Leading UK gym chain David Lloyd does not permit trans people to use changing rooms in line with the gender they identify with, unless they can produce a gender recognition certificate.
In a HuffPost UK analysis of several national gym chains and their policies on changing rooms – including Nuffield Health, PureGym, Everyone Active, EasyGym, The Gym Group and Virgin Active – David Lloyd was the only one to require this documentation from a trans person wishing to use the changing room for their identified gender.
“Our policy is that unless the member holds a Gender Recognition Certificate, transgender members must use the facilities designated for their birth gender,” a David Lloyd spokesperson said. They added that enquiries for gender neutral facilities at their clubs had been small.
David Lloyd has 99 gyms in the UK and more than 500,000 members.
By contrast, Virgin Active and EasyGym said they “welcomed” members to use changing rooms of the gender they identify with. “All members may use all gym facilities based on their sincere self-reported gender identity,” an EasyGym spokesperson said.
Last year Duncan Bannatyne, founder of the Bannatyne gym group, was outspoken in his opposition to people using the changing room for the gender they identified with.. A spokesperson for Bannatyne gyms declined to comment on whether this was consistent with the chain’s policy and refused to share details of their policy.
LGBT activists say they find the stance alarming and questioned whether requiring a trans person to present a certificate in order to use a changing room is a breach of their rights.
“Due to fear of discrimination and harassment, trans people are already less likely to engage in activities that take place in public, such as going to the gym,” Jamie Pallas of Gendered Intelligence, an advocacy group for trans rights, told HuffPost UK.
“Discrimination against trans people as customers and service users is unlawful, whether or not they have a GRC,” he continued. “Everyone wants to feel comfortable and welcome when going to the gym – requesting a GRC seriously compromises a person’s right to privacy.”
Trans people do not always choose to legally change their gender, the application for which costs £140. According to the government’s guidelines on obtaining a gender recognition certificate (GRC), “there may be emotional and financial disadvantages of obtaining legal recognition in your acquired gender”.
To qualify for a GRC, applicants over the age of 18 who are usually resident in England, Scotland or Wales must meet certain criteria. These include having received a gender dysphoria diagnosis, having lived in an acquired gender for at least two years, and intending to live in an acquired gender until death.

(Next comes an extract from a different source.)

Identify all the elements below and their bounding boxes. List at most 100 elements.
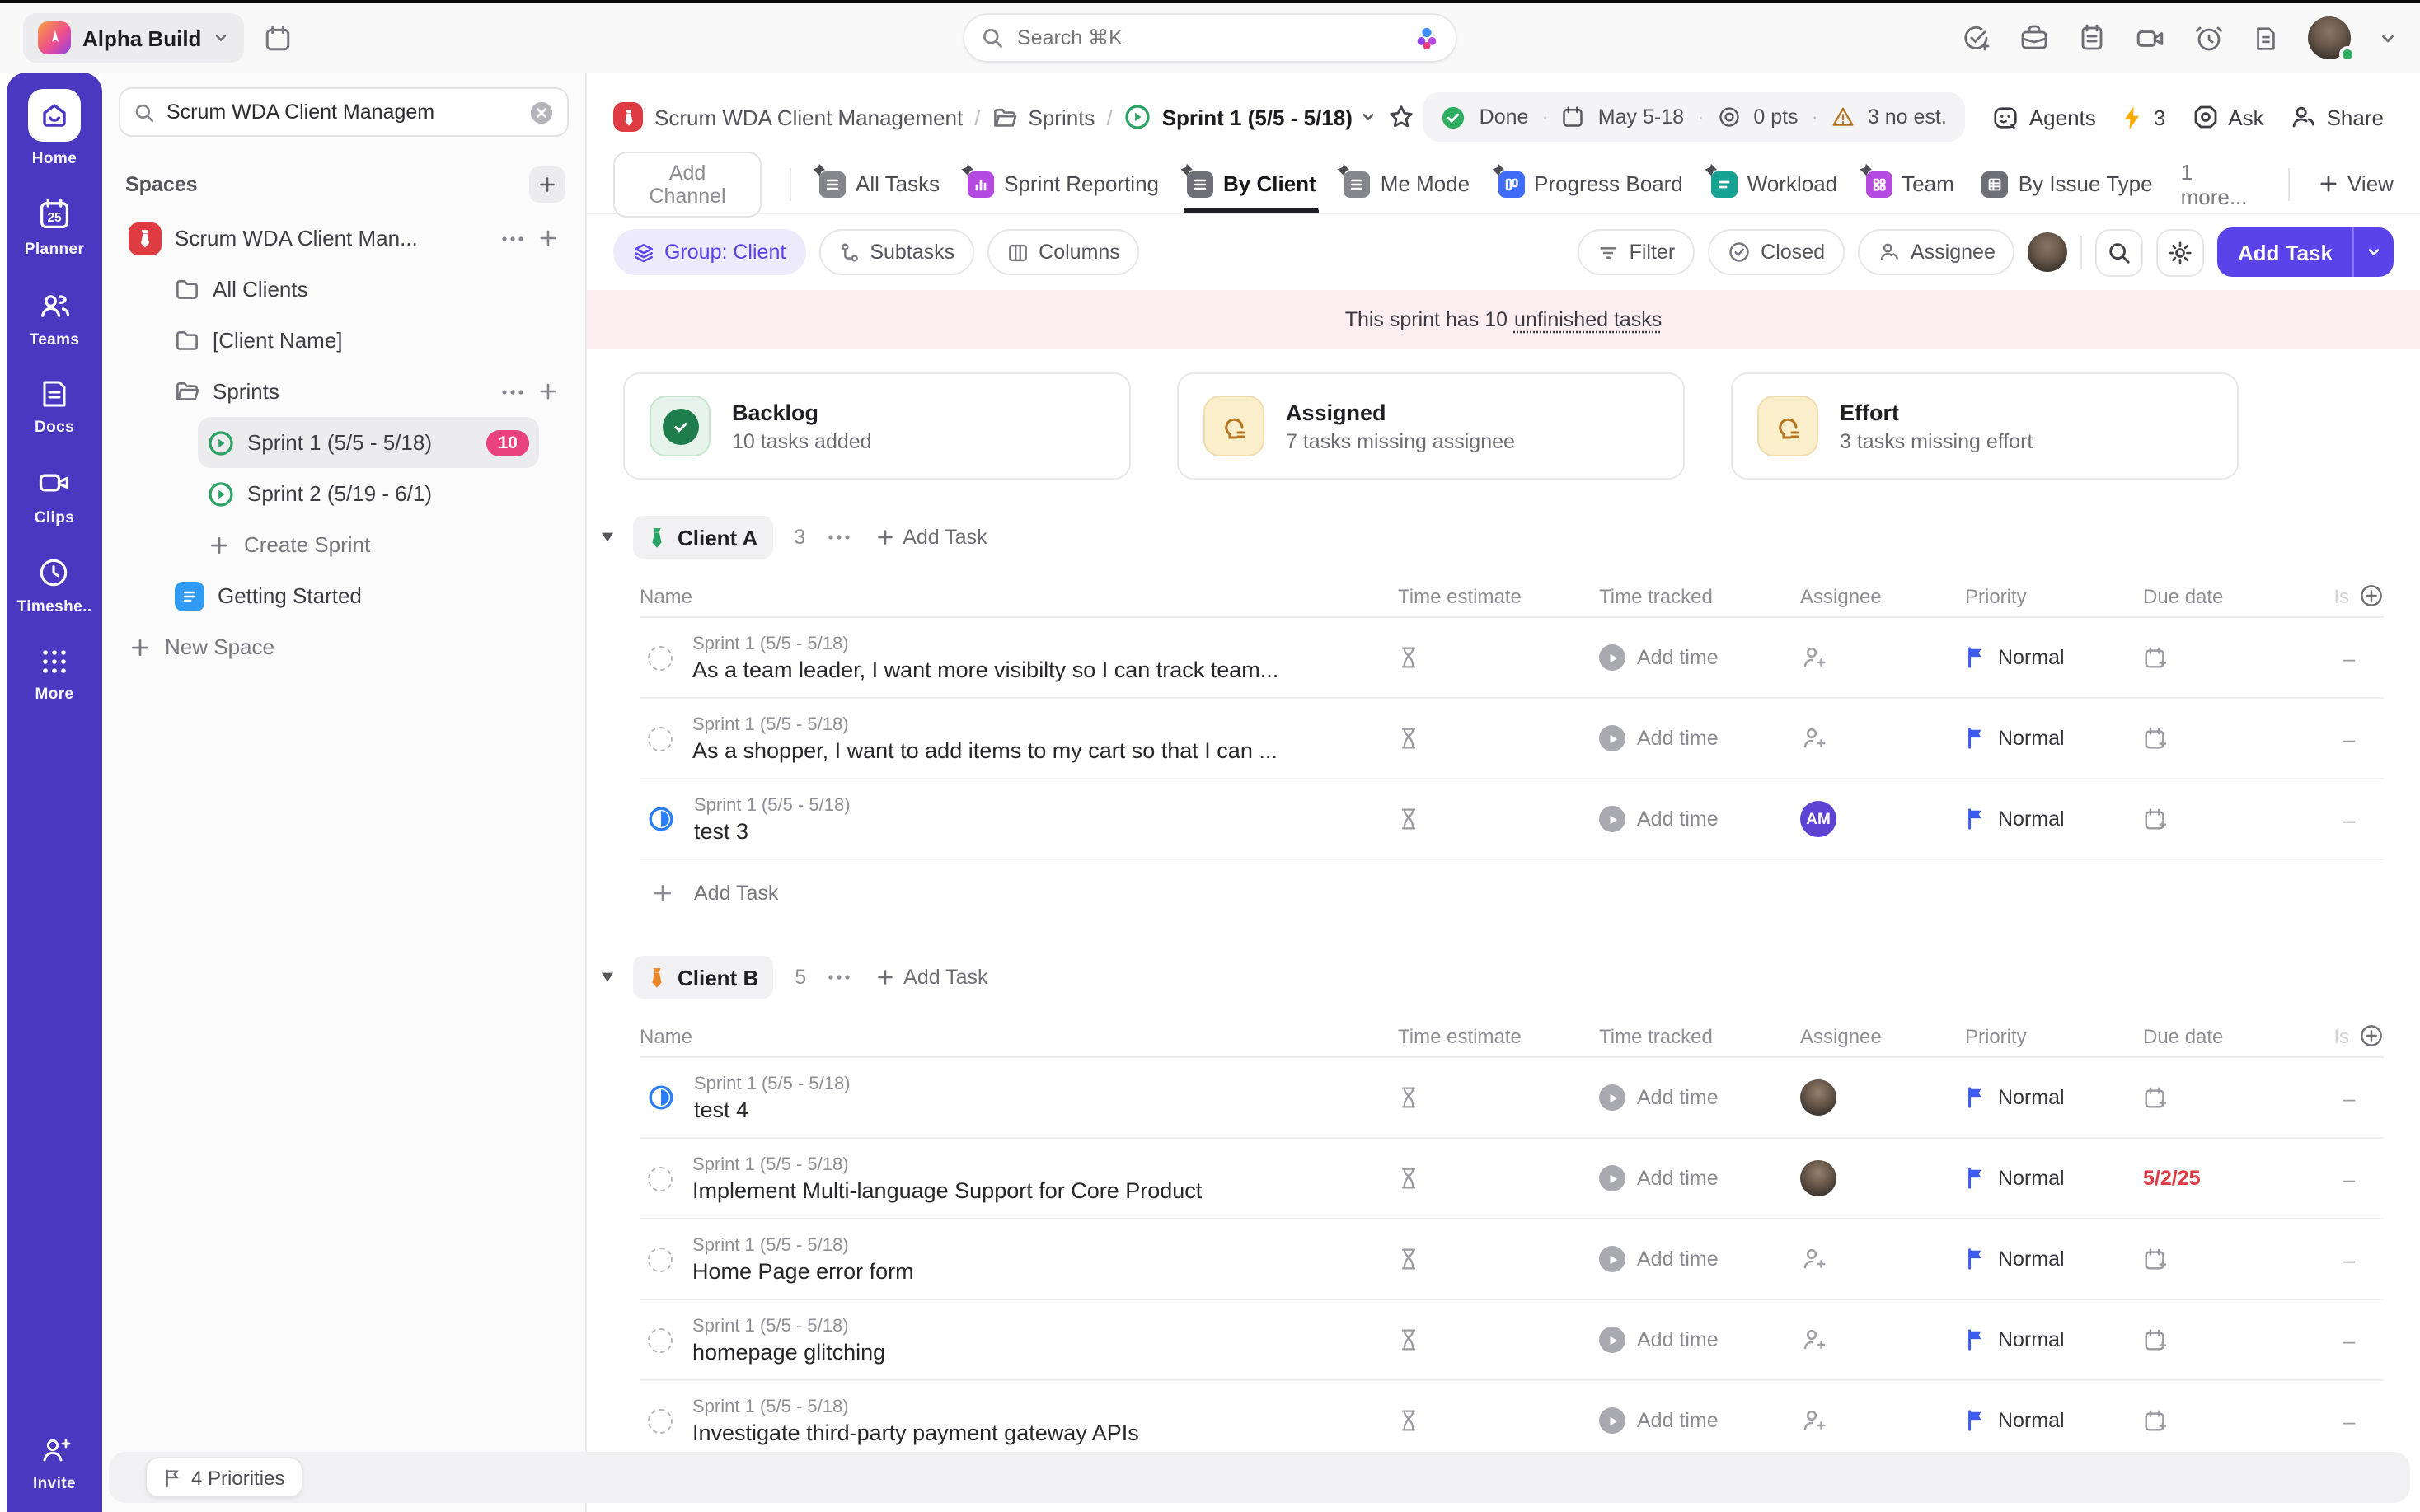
columns-button[interactable]: Columns <box>987 229 1140 275</box>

The Equality Act 2010, which includes protections against discrimination for trans people, does not require a person to have undergone treatment or surgery to change from their birth sex to their identified gender.
Where gyms had less clearly defined policies, they aimed to address changing room use on a case-by-case basis.
“We respect all our customers and will carefully review specific needs at a site level,” a spokesperson for Nuffield Health, which has 111 gyms across the UK, said. “We fully comply with all applicable laws – including as to protected characteristics - to ensure all customers are looked after.”
Last year BuzzFeed News reported that a trans woman was asked to leave a women’s changing room at a branch of PureGym, which did not have a policy on trans members at the time, after another member complained.
PureGym has since issued an “everyone welcome” policy, which although still works on a case-by-case basis, includes more detailed guidance on inclusivity to trans people and is compliant with legal guidelines.
“We passionately believe that everyone should have access to high quality, affordable fitness facilities,” a PureGym spokesperson said. “This includes transgender members who enjoy their experience like any other member but whom we recognise may face unique challenges with respect to using the changing rooms.”
CORRECTION: This article originally described Gendered Intelligence as a charity. It is in fact an advocacy group for trans rights.